Wednesday, April 13, 2011

Writing Aids

As I've heard through the grapevine that several friends and family members are involved in a variety of writing projects, I thought I'd share a few of the tools that have been super handy for me in the last year or so.

For freelance writing:
Hands down, OneNote, which is usually packaged with the Microsoft Office suite. I love the two-window view, allowing me to copy and paste and type while researching on the internet. It used to grab URLs when I slid images over and that seems to have changed since the last update, but even with the extra hassle of saving an address bar (if I want to quote the source or find the picture again), it's worth it.

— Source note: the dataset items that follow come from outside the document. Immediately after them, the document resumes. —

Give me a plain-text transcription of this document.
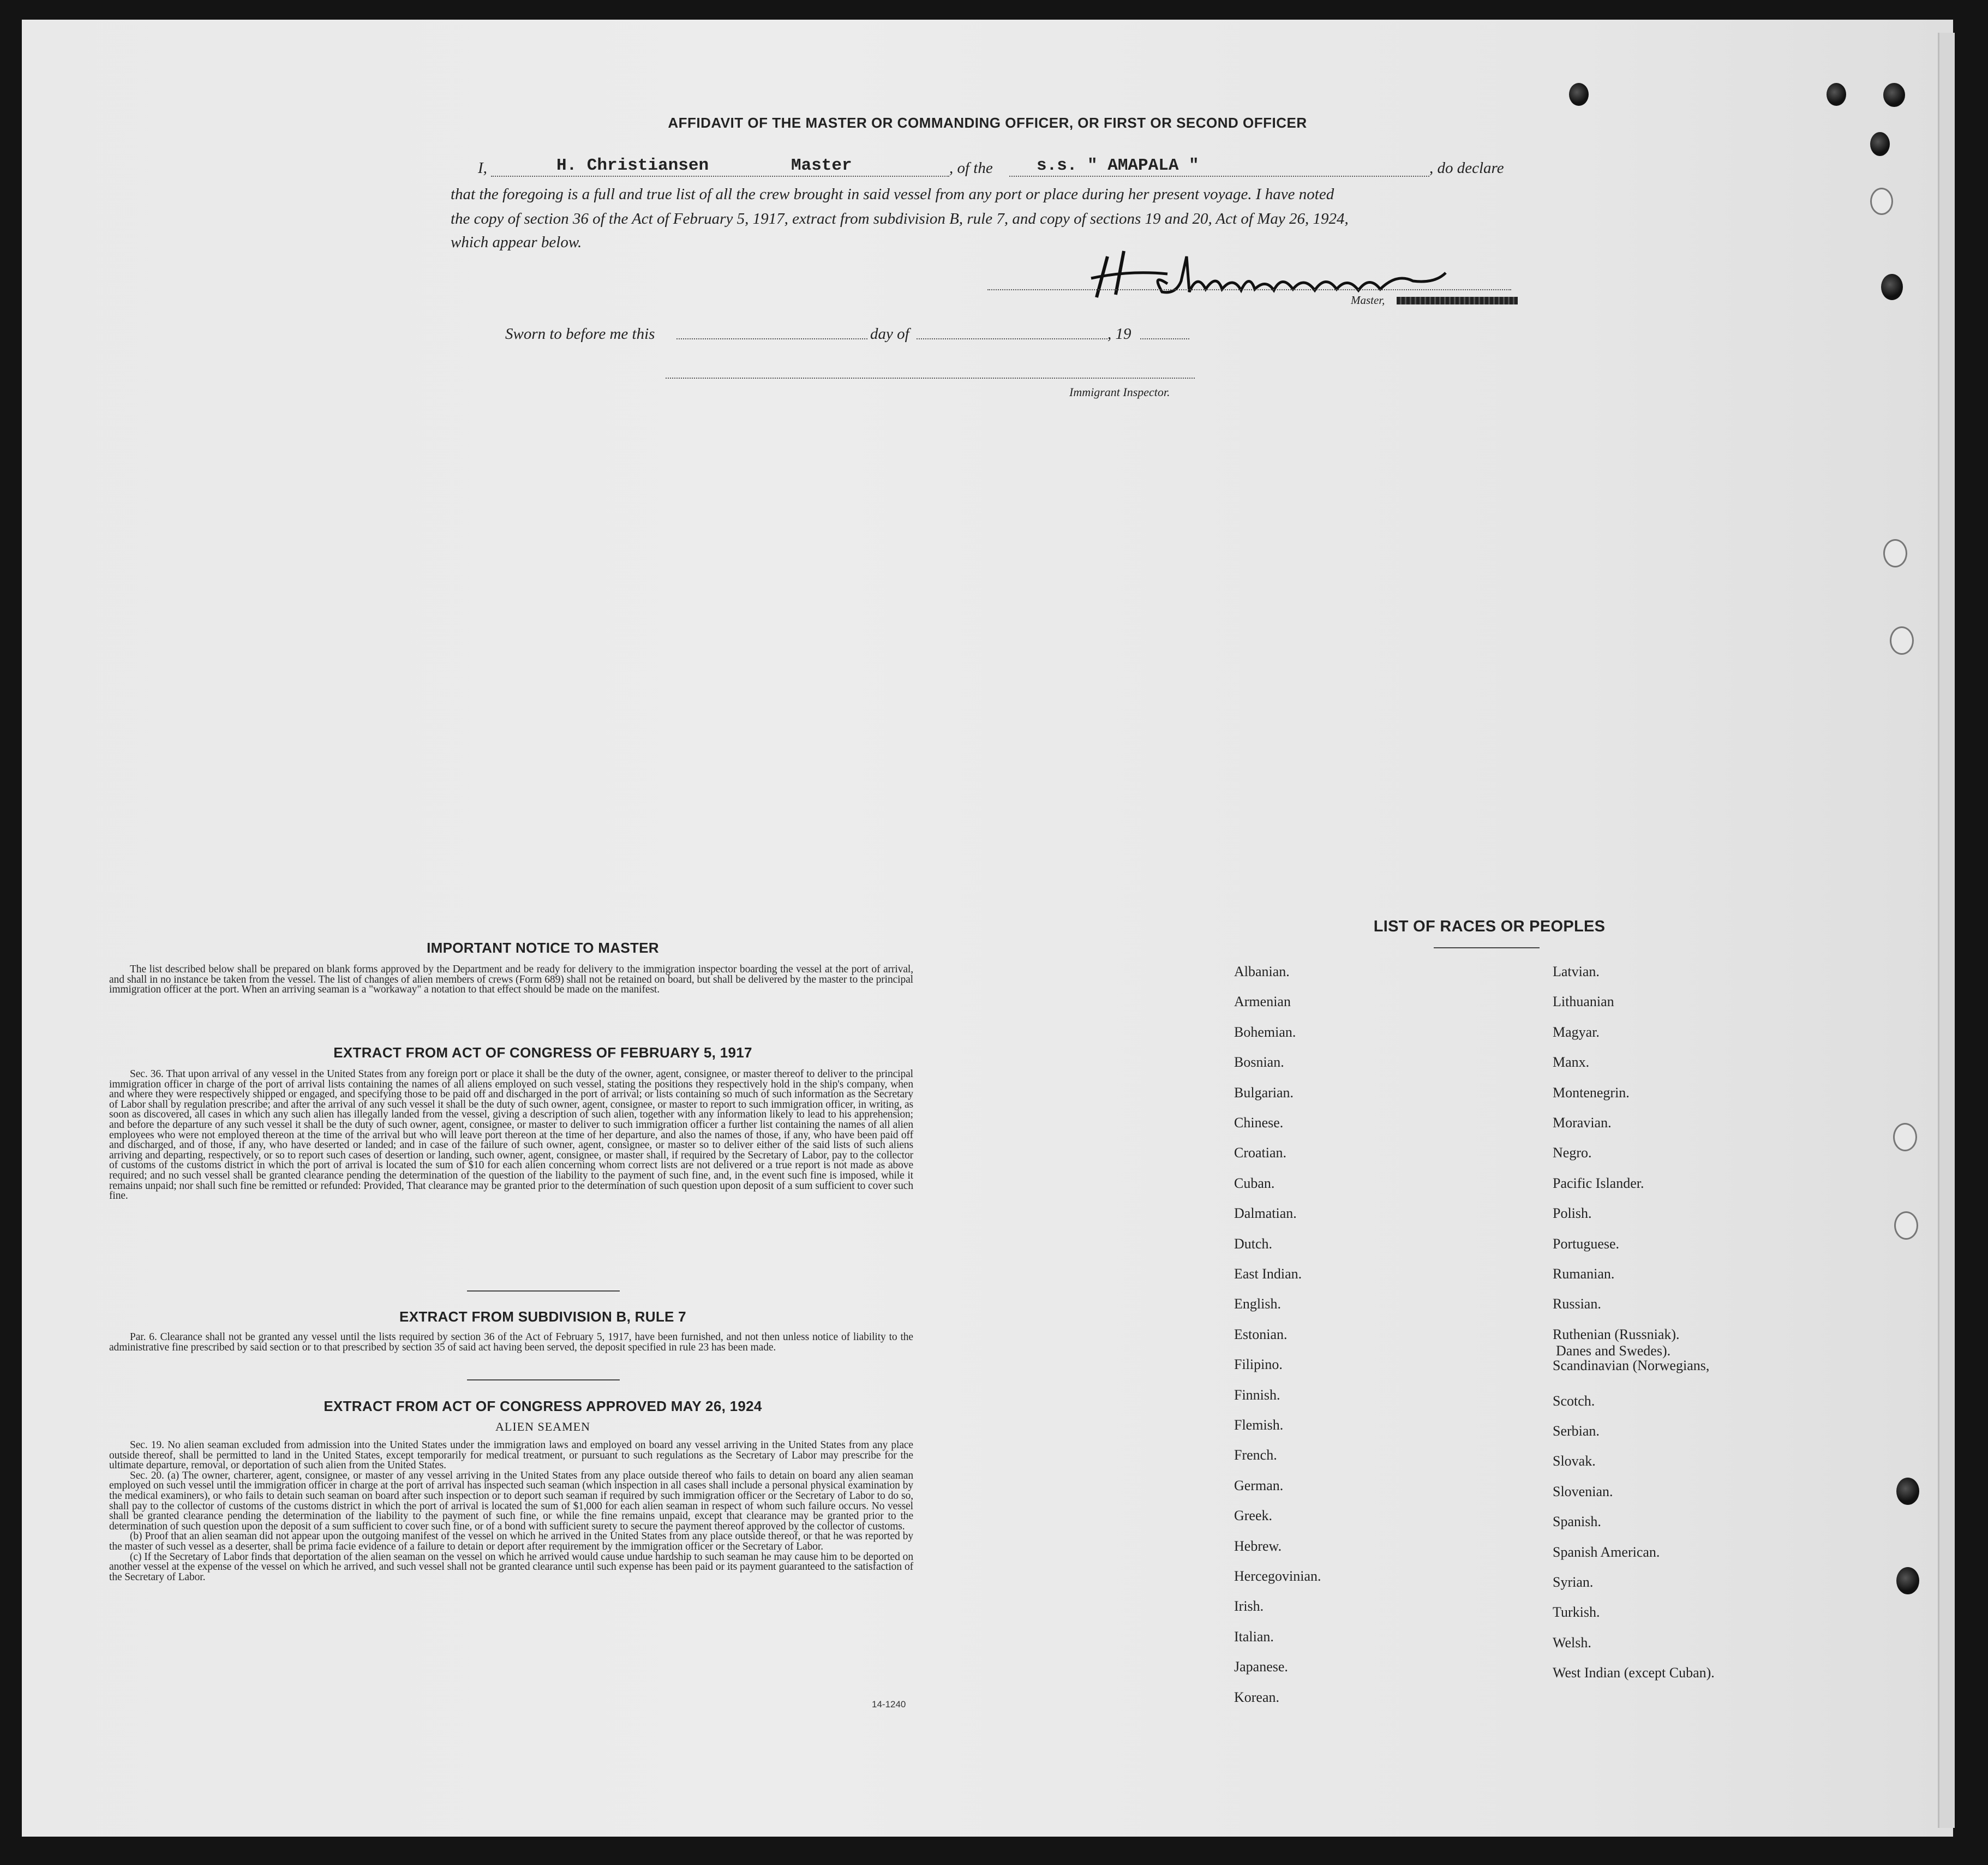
AFFIDAVIT OF THE MASTER OR COMMANDING OFFICER, OR FIRST OR SECOND OFFICER
I,	H. Christiansen	Master	, of the	s.s. " AMAPALA "	, do declare
that the foregoing is a full and true list of all the crew brought in said vessel from any port or place during her present voyage. I have noted
the copy of section 36 of the Act of February 5, 1917, extract from subdivision B, rule 7, and copy of sections 19 and 20, Act of May 26, 1924,
which appear below.
Master,
Sworn to before me this	day of	, 19
Immigrant Inspector.
IMPORTANT NOTICE TO MASTER

The list described below shall be prepared on blank forms approved by the Department and be ready for delivery to the immigration inspector boarding the vessel at the port of arrival, and shall in no instance be taken from the vessel. The list of changes of alien members of crews (Form 689) shall not be retained on board, but shall be delivered by the master to the principal immigration officer at the port. When an arriving seaman is a "workaway" a notation to that effect should be made on the manifest.

EXTRACT FROM ACT OF CONGRESS OF FEBRUARY 5, 1917

Sec. 36. That upon arrival of any vessel in the United States from any foreign port or place it shall be the duty of the owner, agent, consignee, or master thereof to deliver to the principal immigration officer in charge of the port of arrival lists containing the names of all aliens employed on such vessel, stating the positions they respectively hold in the ship's company, when and where they were respectively shipped or engaged, and specifying those to be paid off and discharged in the port of arrival; or lists containing so much of such information as the Secretary of Labor shall by regulation prescribe; and after the arrival of any such vessel it shall be the duty of such owner, agent, consignee, or master to report to such immigration officer, in writing, as soon as discovered, all cases in which any such alien has illegally landed from the vessel, giving a description of such alien, together with any information likely to lead to his apprehension; and before the departure of any such vessel it shall be the duty of such owner, agent, consignee, or master to deliver to such immigration officer a further list containing the names of all alien employees who were not employed thereon at the time of the arrival but who will leave port thereon at the time of her departure, and also the names of those, if any, who have been paid off and discharged, and of those, if any, who have deserted or landed; and in case of the failure of such owner, agent, consignee, or master so to deliver either of the said lists of such aliens arriving and departing, respectively, or so to report such cases of desertion or landing, such owner, agent, consignee, or master shall, if required by the Secretary of Labor, pay to the collector of customs of the customs district in which the port of arrival is located the sum of $10 for each alien concerning whom correct lists are not delivered or a true report is not made as above required; and no such vessel shall be granted clearance pending the determination of the question of the liability to the payment of such fine, and, in the event such fine is imposed, while it remains unpaid; nor shall such fine be remitted or refunded: Provided, That clearance may be granted prior to the determination of such question upon deposit of a sum sufficient to cover such fine.

EXTRACT FROM SUBDIVISION B, RULE 7

Par. 6. Clearance shall not be granted any vessel until the lists required by section 36 of the Act of February 5, 1917, have been furnished, and not then unless notice of liability to the administrative fine prescribed by said section or to that prescribed by section 35 of said act having been served, the deposit specified in rule 23 has been made.

EXTRACT FROM ACT OF CONGRESS APPROVED MAY 26, 1924
ALIEN SEAMEN

Sec. 19. No alien seaman excluded from admission into the United States under the immigration laws and employed on board any vessel arriving in the United States from any place outside thereof, shall be permitted to land in the United States, except temporarily for medical treatment, or pursuant to such regulations as the Secretary of Labor may prescribe for the ultimate departure, removal, or deportation of such alien from the United States.

Sec. 20. (a) The owner, charterer, agent, consignee, or master of any vessel arriving in the United States from any place outside thereof who fails to detain on board any alien seaman employed on such vessel until the immigration officer in charge at the port of arrival has inspected such seaman (which inspection in all cases shall include a personal physical examination by the medical examiners), or who fails to detain such seaman on board after such inspection or to deport such seaman if required by such immigration officer or the Secretary of Labor to do so, shall pay to the collector of customs of the customs district in which the port of arrival is located the sum of $1,000 for each alien seaman in respect of whom such failure occurs. No vessel shall be granted clearance pending the determination of the liability to the payment of such fine, or while the fine remains unpaid, except that clearance may be granted prior to the determination of such question upon the deposit of a sum sufficient to cover such fine, or of a bond with sufficient surety to secure the payment thereof approved by the collector of customs.

(b) Proof that an alien seaman did not appear upon the outgoing manifest of the vessel on which he arrived in the United States from any place outside thereof, or that he was reported by the master of such vessel as a deserter, shall be prima facie evidence of a failure to detain or deport after requirement by the immigration officer or the Secretary of Labor.

(c) If the Secretary of Labor finds that deportation of the alien seaman on the vessel on which he arrived would cause undue hardship to such seaman he may cause him to be deported on another vessel at the expense of the vessel on which he arrived, and such vessel shall not be granted clearance until such expense has been paid or its payment guaranteed to the satisfaction of the Secretary of Labor.

14-1240
LIST OF RACES OR PEOPLES
Albanian.
Armenian
Bohemian.
Bosnian.
Bulgarian.
Chinese.
Croatian.
Cuban.
Dalmatian.
Dutch.
East Indian.
English.
Estonian.
Filipino.
Finnish.
Flemish.
French.
German.
Greek.
Hebrew.
Hercegovinian.
Irish.
Italian.
Japanese.
Korean.
Latvian.
Lithuanian
Magyar.
Manx.
Montenegrin.
Moravian.
Negro.
Pacific Islander.
Polish.
Portuguese.
Rumanian.
Russian.
Ruthenian (Russniak).
Scandinavian (Norwegians,
Danes and Swedes).
Scotch.
Serbian.
Slovak.
Slovenian.
Spanish.
Spanish American.
Syrian.
Turkish.
Welsh.
West Indian (except Cuban).
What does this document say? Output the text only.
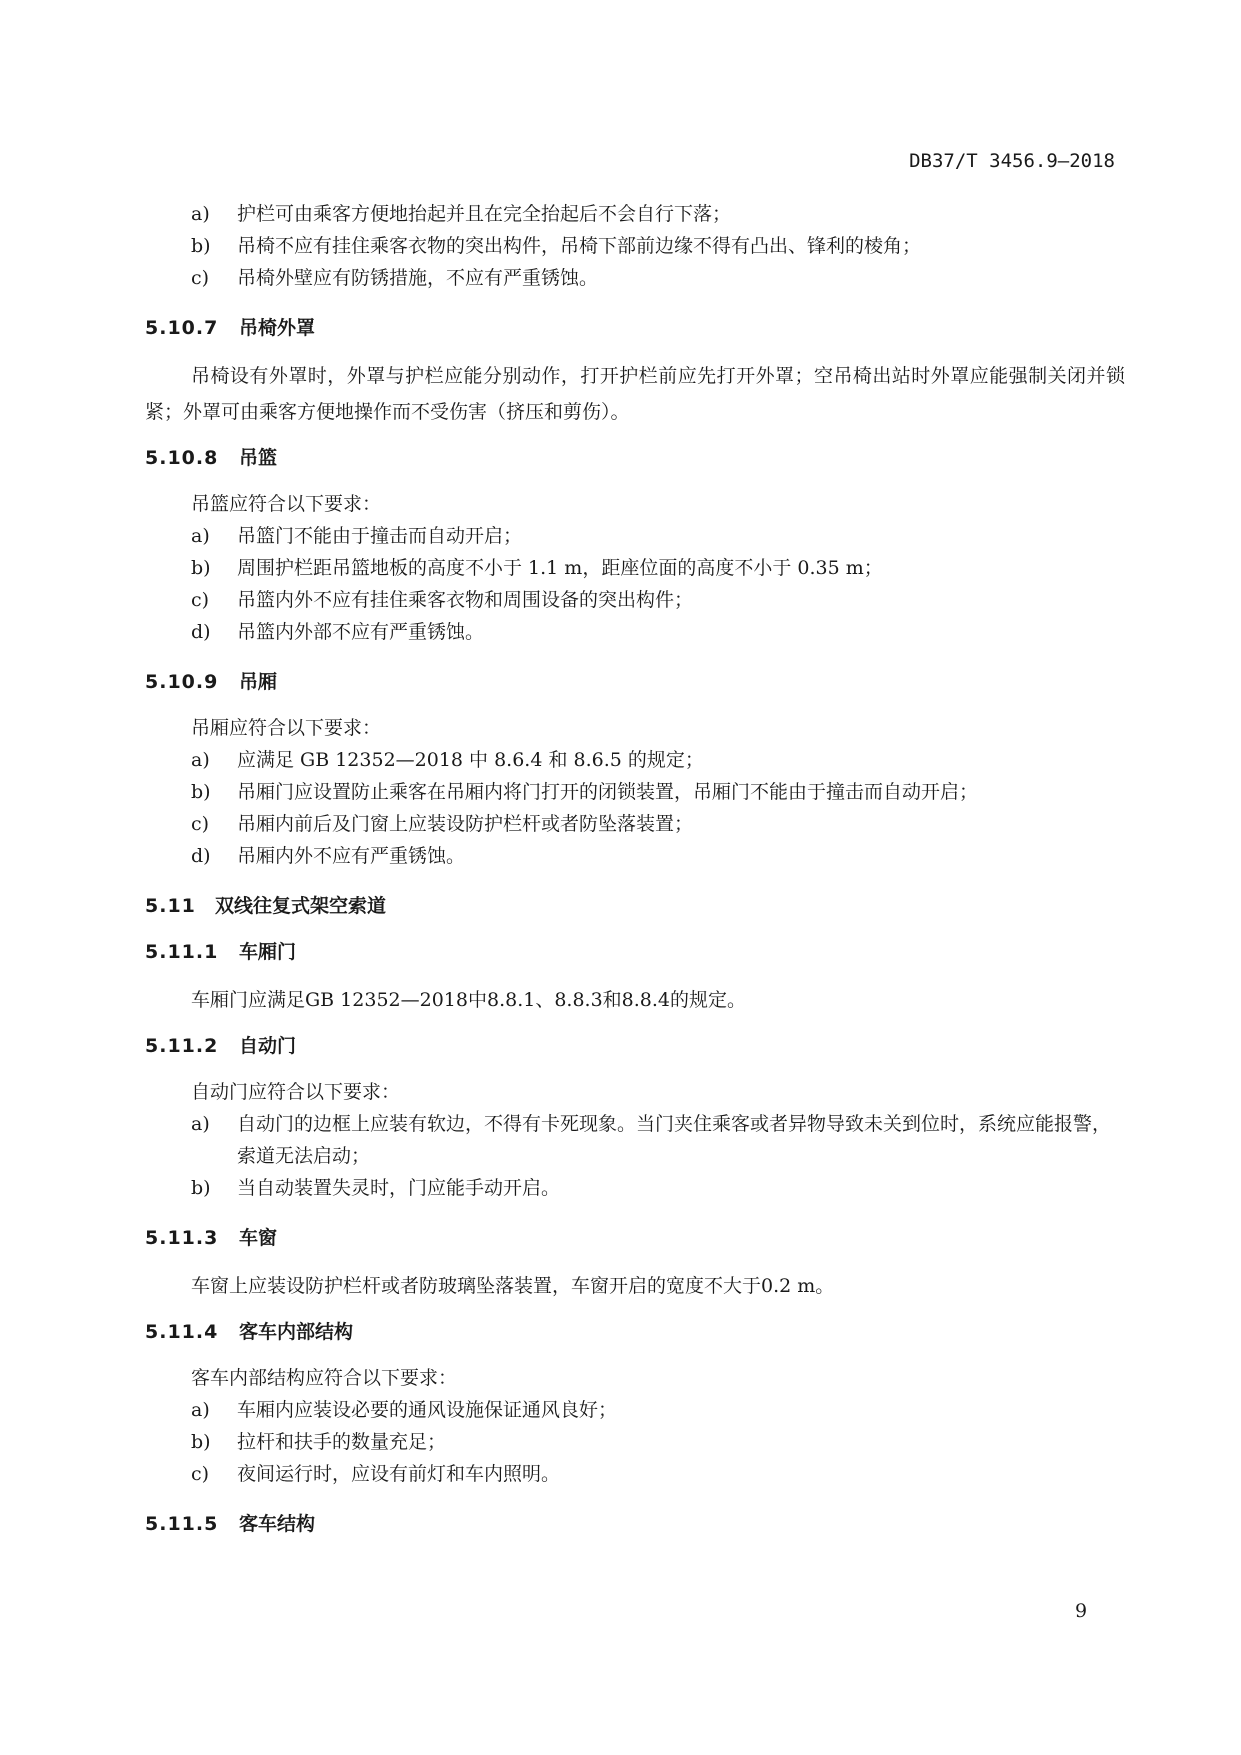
DB37/T 3456.9—2018
a) 护栏可由乘客方便地抬起并且在完全抬起后不会自行下落；
b) 吊椅不应有挂住乘客衣物的突出构件，吊椅下部前边缘不得有凸出、锋利的棱角；
c) 吊椅外壁应有防锈措施，不应有严重锈蚀。
5.10.7 吊椅外罩

吊椅设有外罩时，外罩与护栏应能分别动作，打开护栏前应先打开外罩；空吊椅出站时外罩应能强制关闭并锁紧；外罩可由乘客方便地操作而不受伤害（挤压和剪伤）。

5.10.8 吊篮
吊篮应符合以下要求：
a) 吊篮门不能由于撞击而自动开启；
b) 周围护栏距吊篮地板的高度不小于 1.1 m，距座位面的高度不小于 0.35 m；
c) 吊篮内外不应有挂住乘客衣物和周围设备的突出构件；
d) 吊篮内外部不应有严重锈蚀。
5.10.9 吊厢
吊厢应符合以下要求：
a) 应满足 GB 12352—2018 中 8.6.4 和 8.6.5 的规定；
b) 吊厢门应设置防止乘客在吊厢内将门打开的闭锁装置，吊厢门不能由于撞击而自动开启；
c) 吊厢内前后及门窗上应装设防护栏杆或者防坠落装置；
d) 吊厢内外不应有严重锈蚀。
5.11 双线往复式架空索道
5.11.1 车厢门

车厢门应满足GB 12352—2018中8.8.1、8.8.3和8.8.4的规定。

5.11.2 自动门
自动门应符合以下要求：
a) 自动门的边框上应装有软边，不得有卡死现象。当门夹住乘客或者异物导致未关到位时，系统应能报警，索道无法启动；
b) 当自动装置失灵时，门应能手动开启。
5.11.3 车窗

车窗上应装设防护栏杆或者防玻璃坠落装置，车窗开启的宽度不大于0.2 m。

5.11.4 客车内部结构
客车内部结构应符合以下要求：
a) 车厢内应装设必要的通风设施保证通风良好；
b) 拉杆和扶手的数量充足；
c) 夜间运行时，应设有前灯和车内照明。
5.11.5 客车结构
9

Searching is a breeze. It records audio too, if you're a verbal processor and need to keep track of your stream-of-consciousness chattering.

Right now, I'm using separate tabs to keep track of my individual poems for the Poetic Asides PAD challenge.

For research and freelancing:
Researching can be a bear. When I'm writing several articles and need good, reliable information and fast, I turn to this little Google trick: (query)+ site:edu
Generally, -edu and -gov extensions give decent results, bypassing the unnecessary and going straight to the good stuff.

For book-length works:
I found this software when I participated in NANOWRIMO. There may be some drawbacks to yWriter, but I haven't really discovered any. Not, at least, when compared to Word. I've been using this program for both short stories and a longer manuscript-in-progress. It's sort of a geek's way of simplifying the creative collection process and making it all accessible. I love that I'm no longer frantically scrambling for the right sheet of paper in the missing notebook that had an essential character sketch. I type it all into the program, it's filed away and yet ready whenever I need it. And being able to shuffle chapters at will is bliss, people, bliss. They have other programs as well for writers and readers, though I've yet to try them out. Let me know if you find something useful!

For procrastination and writer's block:
Write Or Die. It is amazing how much more productive I am when threatened with a bleeping red screen and a letter-eating cursor!

1 comment:

anne said...

I love the (query) thing! we had all these complicated search things in "library school", which I could never make stick in my head. This one might! (and I've written it on a piece of paper, to lose on my desk!)